© 1997 Helga Maria Bischoff
aus: Needleworks II, Katalog Patricia Waller, Heilbronn 1997
TVs, Videos, PCs, Computergames, Virtual Reality und Cyberspace mischen sich mehr und mehr in alle Bereiche des gesellschaftlichen Lebens. Das Bild vom Bild einer inszenierten, fiktiven oder virtuellen Realität lanciert zum Kommunikationsfaktor Nr. 1.
Patricia Waller greift an dieser Thematik die spielerischen Elemente der Anwendungsmöglichkeiten auf und verknüpft deren Wirkungsweisen mit künstlerischen Positionen.
Ausgangsmotive der "Computergames" sind fertig vorgedruckte Gobelinstickmuster mit klassischen Sujets der Kunstgeschichte: Stilleben, Blumen, Tiermotive und Landschaften mit Dorfidylle oder religiöser Andacht. Die Reproduktionsfähigkeit von Bildmotiven, das von Andy Warhol als Kunststrategie kommentierte "Malen nach Zahlen", wird von der Künstlerin mit der programmierten Kreativität von Computerspielen parallelisiert. Mit Kommandos wie "Choose Favorite Fruit" kann sich jeder mit PC, Programm und Maus sein eigenes Stilleben basteln. Die eigene Phantasie, die diese Freizeitbeschäftigung erfordert, entspricht dem Niveau der Gobelinstickerei nach Hausfrauenart.
Seit der Renaissance zieht sich der Versuch fort, über die Perspektive eine räumliche Vorstellung in das zweidimensionale Bild zu integrieren und den Betrachter in eine künstliche Welt einzubeziehen. Dieser Gedanke kulminierte im Barock: Decken lösten sich in Wolkenhimmel auf, und Wände ließen sich scheinbar in unendlichen Säulengängen durchschreiten. Auf dem Stand der heutigen Technik übertrifft der Cyberspace jede dieser Vorstellungen. Mit Hilfe eines Helms, Handschuhs und Joysticks läßt sich der Mensch in eine fiktive, künstliche Umgebung entführen, wandelt durch antike Tempel oder über ferne Planeten. In den Arbeiten zu imaginären Bildwelten, "Virtual Realities", erfährt die Technik der Gobelinstickerei eine Entsprechung zum Pixel für Pixel aufgebauten Computerbild.

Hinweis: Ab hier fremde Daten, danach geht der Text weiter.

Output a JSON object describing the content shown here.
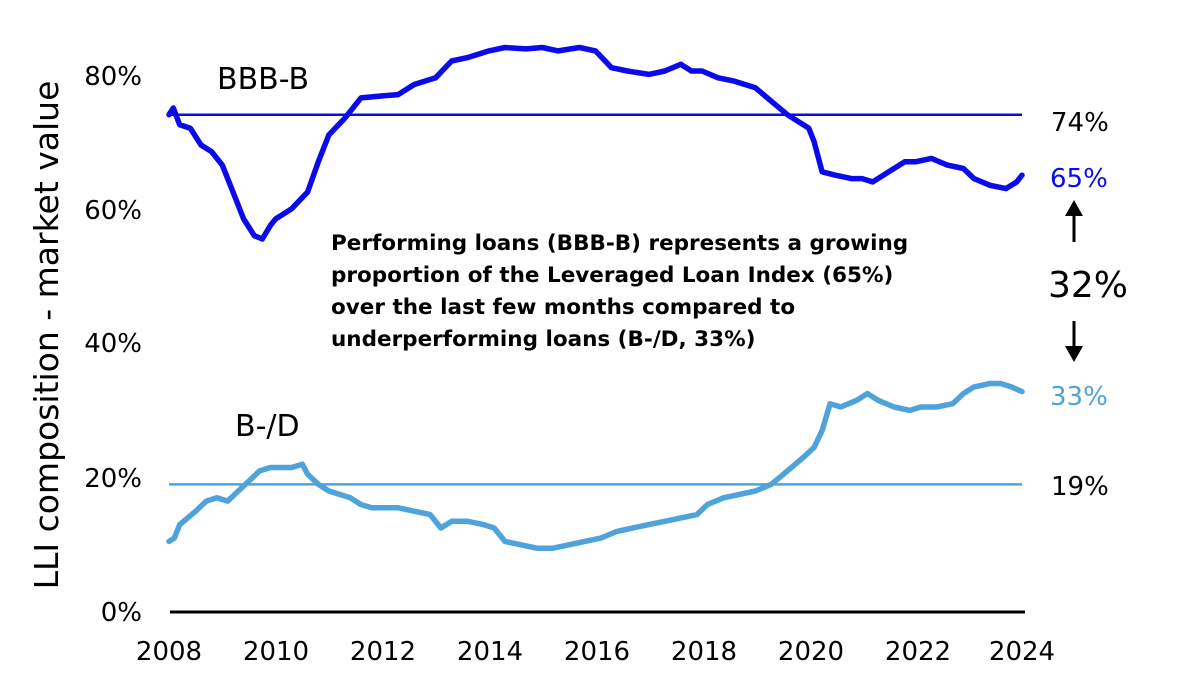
{
  "colors": {
    "bbb_b": "#0A0AEB",
    "b_d": "#4FA3DC",
    "axis": "#000000"
  },
  "chart_data": {
    "type": "line",
    "title": "",
    "xlabel": "",
    "ylabel": "LLI composition - market value",
    "x_ticks": [
      "2008",
      "2010",
      "2012",
      "2014",
      "2016",
      "2018",
      "2020",
      "2022",
      "2024"
    ],
    "y_ticks": [
      "0%",
      "20%",
      "40%",
      "60%",
      "80%"
    ],
    "xlim": [
      2008,
      2024
    ],
    "ylim": [
      0,
      85
    ],
    "grid": false,
    "series": [
      {
        "name": "BBB-B",
        "color": "#0A0AEB",
        "reference_value": 74,
        "reference_label": "74%",
        "end_label": "65%",
        "points": [
          [
            2008.0,
            74
          ],
          [
            2008.08,
            75
          ],
          [
            2008.2,
            72.5
          ],
          [
            2008.4,
            72
          ],
          [
            2008.6,
            69.5
          ],
          [
            2008.8,
            68.5
          ],
          [
            2009.0,
            66.5
          ],
          [
            2009.2,
            62.5
          ],
          [
            2009.4,
            58.5
          ],
          [
            2009.6,
            56
          ],
          [
            2009.75,
            55.5
          ],
          [
            2009.9,
            57.5
          ],
          [
            2010.0,
            58.5
          ],
          [
            2010.3,
            60
          ],
          [
            2010.6,
            62.5
          ],
          [
            2010.8,
            67
          ],
          [
            2011.0,
            71
          ],
          [
            2011.3,
            73.5
          ],
          [
            2011.6,
            76.5
          ],
          [
            2012.0,
            76.8
          ],
          [
            2012.3,
            77
          ],
          [
            2012.6,
            78.5
          ],
          [
            2013.0,
            79.5
          ],
          [
            2013.3,
            82
          ],
          [
            2013.6,
            82.5
          ],
          [
            2014.0,
            83.5
          ],
          [
            2014.3,
            84
          ],
          [
            2014.7,
            83.8
          ],
          [
            2015.0,
            84
          ],
          [
            2015.3,
            83.5
          ],
          [
            2015.7,
            84
          ],
          [
            2016.0,
            83.5
          ],
          [
            2016.3,
            81
          ],
          [
            2016.6,
            80.5
          ],
          [
            2017.0,
            80
          ],
          [
            2017.3,
            80.5
          ],
          [
            2017.6,
            81.5
          ],
          [
            2017.8,
            80.5
          ],
          [
            2018.0,
            80.5
          ],
          [
            2018.3,
            79.5
          ],
          [
            2018.6,
            79
          ],
          [
            2019.0,
            78
          ],
          [
            2019.3,
            76
          ],
          [
            2019.6,
            74
          ],
          [
            2019.8,
            73
          ],
          [
            2020.0,
            72
          ],
          [
            2020.1,
            70
          ],
          [
            2020.25,
            65.5
          ],
          [
            2020.5,
            65
          ],
          [
            2020.8,
            64.5
          ],
          [
            2021.0,
            64.5
          ],
          [
            2021.2,
            64
          ],
          [
            2021.5,
            65.5
          ],
          [
            2021.8,
            67
          ],
          [
            2022.0,
            67
          ],
          [
            2022.3,
            67.5
          ],
          [
            2022.6,
            66.5
          ],
          [
            2022.9,
            66
          ],
          [
            2023.1,
            64.5
          ],
          [
            2023.4,
            63.5
          ],
          [
            2023.7,
            63
          ],
          [
            2023.9,
            64
          ],
          [
            2024.0,
            65
          ]
        ]
      },
      {
        "name": "B-/D",
        "color": "#4FA3DC",
        "reference_value": 19,
        "reference_label": "19%",
        "end_label": "33%",
        "points": [
          [
            2008.0,
            10.5
          ],
          [
            2008.1,
            11
          ],
          [
            2008.2,
            13
          ],
          [
            2008.35,
            14
          ],
          [
            2008.5,
            15
          ],
          [
            2008.7,
            16.5
          ],
          [
            2008.9,
            17
          ],
          [
            2009.1,
            16.5
          ],
          [
            2009.3,
            18
          ],
          [
            2009.5,
            19.5
          ],
          [
            2009.7,
            21
          ],
          [
            2009.9,
            21.5
          ],
          [
            2010.1,
            21.5
          ],
          [
            2010.3,
            21.5
          ],
          [
            2010.5,
            22
          ],
          [
            2010.6,
            20.5
          ],
          [
            2010.8,
            19
          ],
          [
            2011.0,
            18
          ],
          [
            2011.2,
            17.5
          ],
          [
            2011.4,
            17
          ],
          [
            2011.6,
            16
          ],
          [
            2011.8,
            15.5
          ],
          [
            2012.0,
            15.5
          ],
          [
            2012.3,
            15.5
          ],
          [
            2012.6,
            15
          ],
          [
            2012.9,
            14.5
          ],
          [
            2013.1,
            12.5
          ],
          [
            2013.3,
            13.5
          ],
          [
            2013.6,
            13.5
          ],
          [
            2013.9,
            13
          ],
          [
            2014.1,
            12.5
          ],
          [
            2014.3,
            10.5
          ],
          [
            2014.6,
            10
          ],
          [
            2014.9,
            9.5
          ],
          [
            2015.2,
            9.5
          ],
          [
            2015.5,
            10
          ],
          [
            2015.8,
            10.5
          ],
          [
            2016.1,
            11
          ],
          [
            2016.4,
            12
          ],
          [
            2016.7,
            12.5
          ],
          [
            2017.0,
            13
          ],
          [
            2017.3,
            13.5
          ],
          [
            2017.6,
            14
          ],
          [
            2017.9,
            14.5
          ],
          [
            2018.1,
            16
          ],
          [
            2018.4,
            17
          ],
          [
            2018.7,
            17.5
          ],
          [
            2019.0,
            18
          ],
          [
            2019.3,
            19
          ],
          [
            2019.6,
            21
          ],
          [
            2019.9,
            23
          ],
          [
            2020.1,
            24.5
          ],
          [
            2020.25,
            27
          ],
          [
            2020.4,
            31
          ],
          [
            2020.6,
            30.5
          ],
          [
            2020.9,
            31.5
          ],
          [
            2021.1,
            32.5
          ],
          [
            2021.3,
            31.5
          ],
          [
            2021.6,
            30.5
          ],
          [
            2021.9,
            30
          ],
          [
            2022.1,
            30.5
          ],
          [
            2022.4,
            30.5
          ],
          [
            2022.7,
            31
          ],
          [
            2022.9,
            32.5
          ],
          [
            2023.1,
            33.5
          ],
          [
            2023.4,
            34
          ],
          [
            2023.6,
            34
          ],
          [
            2023.8,
            33.5
          ],
          [
            2024.0,
            32.8
          ]
        ]
      }
    ],
    "annotations": {
      "note_lines": [
        "Performing loans (BBB-B) represents a growing",
        "proportion of the Leveraged Loan Index (65%)",
        "over the last few months compared to",
        "underperforming loans (B-/D, 33%)"
      ],
      "gap_label": "32%"
    }
  }
}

"Bildstörung" ist der Titel der gestrickten Monitorwand: eine Attrappe, mit flimmernden Bildern, die den Moment einer gestörten Wahrnehmung suggerieren. Masche für Masche ist in einem langsamen Prozeß entstanden, was normalerweise in Sekundenschnelle das Auge reizt und den Monolog einer bildhaften Television unterbricht.
Patricia Waller reagiert in ihrer künstlerischen Auseinandersetzung auf verschiedene Zeitphänomene mit verspielter Ironie, in der man die kleinen Fußnoten lesen muß, die sie überall setzt. Unter Anwendung von für die Kunst seltenen Produktionsmitteln wie Nadeln und Garne zitiert sie bewußt Elemente des kunstimmanenten Bereichs und erzielt damit ungewöhnliche Assoziationen und neue Sichtweisen.